O fato da aderência ao Islam por parte de pessoas das mais variadas culturas e povos tem despertado atenção de pesquisadores e intelectuais que ressaltam o caráter da simplicidade dessa crença, o que do seu ponto de vista, explica a sua expansão. Entretanto, o aspecto referido, o modo de vida islâmico, não é considerado um fator que concorra para essa tendência devido às profundas diferenças que possui em relação aos costumes ocidentais.
Podemos mesmo dizer que as várias idéias correntes sobre o que seria “um modo de vida islâmico” por serem mais fruto de preconceito do que conhecimento constituem barreiras para uma maior e mais rápida aceitação do Islam. Se no mundo não-muçulmano “o modo de vida islâmico” aparenta ser oposto a vida moderna (e esta idéia é fruto mais da desinformação e do preconceito), nos meios islâmicos podemos identificar também idéias distorcidas sobre o que realmente seja um modo de vida islâmico.
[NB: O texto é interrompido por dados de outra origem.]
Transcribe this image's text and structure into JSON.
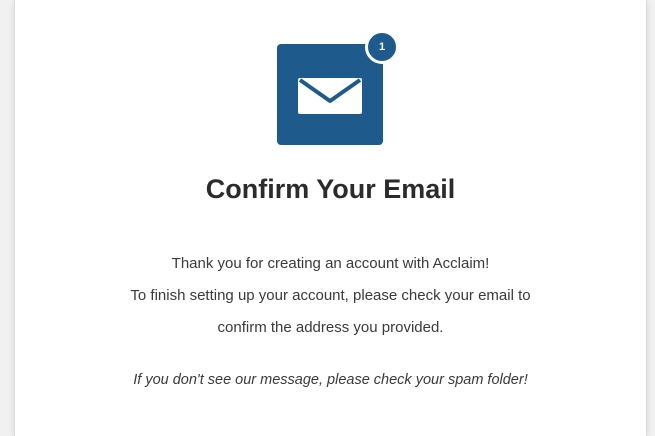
{
  "notification": {
    "icon": "envelope-icon",
    "badge_count": "1",
    "accent_color": "#1e5b8c"
  },
  "heading": "Confirm Your Email",
  "message_lines": [
    "Thank you for creating an account with Acclaim!",
    "To finish setting up your account, please check your email to",
    "confirm the address you provided."
  ],
  "spam_note": "If you don't see our message, please check your spam folder!"
}
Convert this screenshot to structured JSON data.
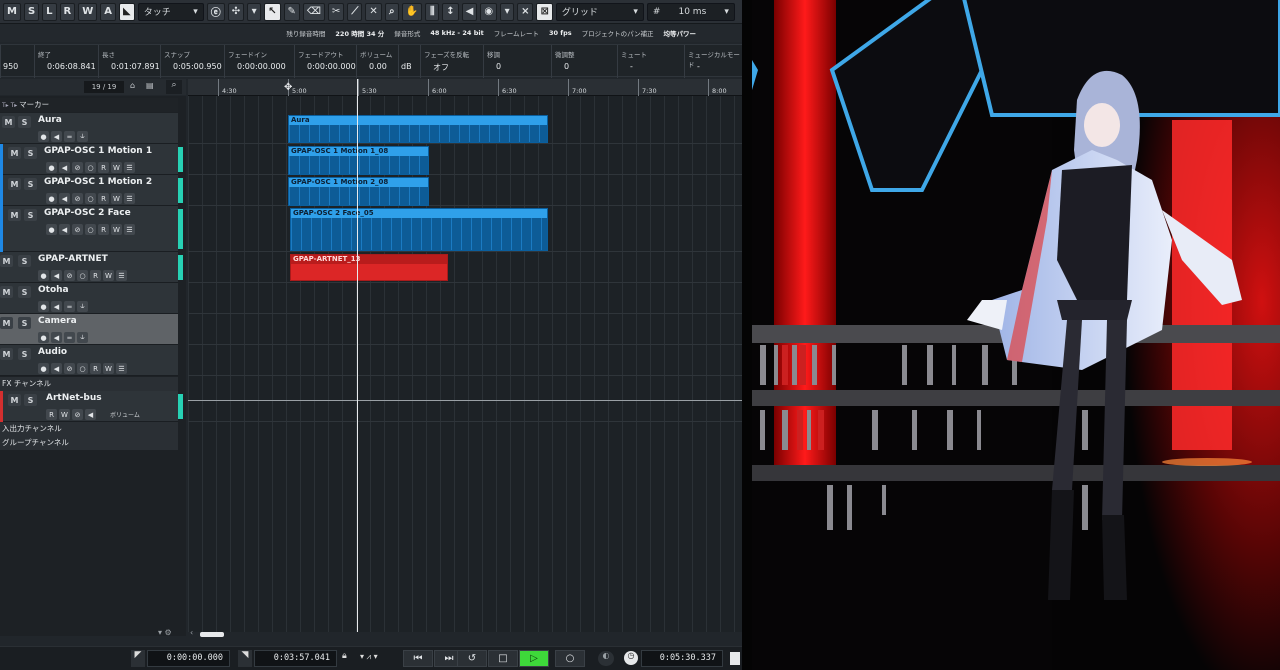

Identificamos duas tendências distintas de compreensão e prática do que se entende como modo de vida islâmico que estão presentes em todas as comunidades islâmicas. Essas duas tendências se originaram de diversos fatores históricos e políticos que de modo semelhante abalaram a verdadeira identidade islâmica dos povos e culturas integradas na Ummah (Nação Islâmica).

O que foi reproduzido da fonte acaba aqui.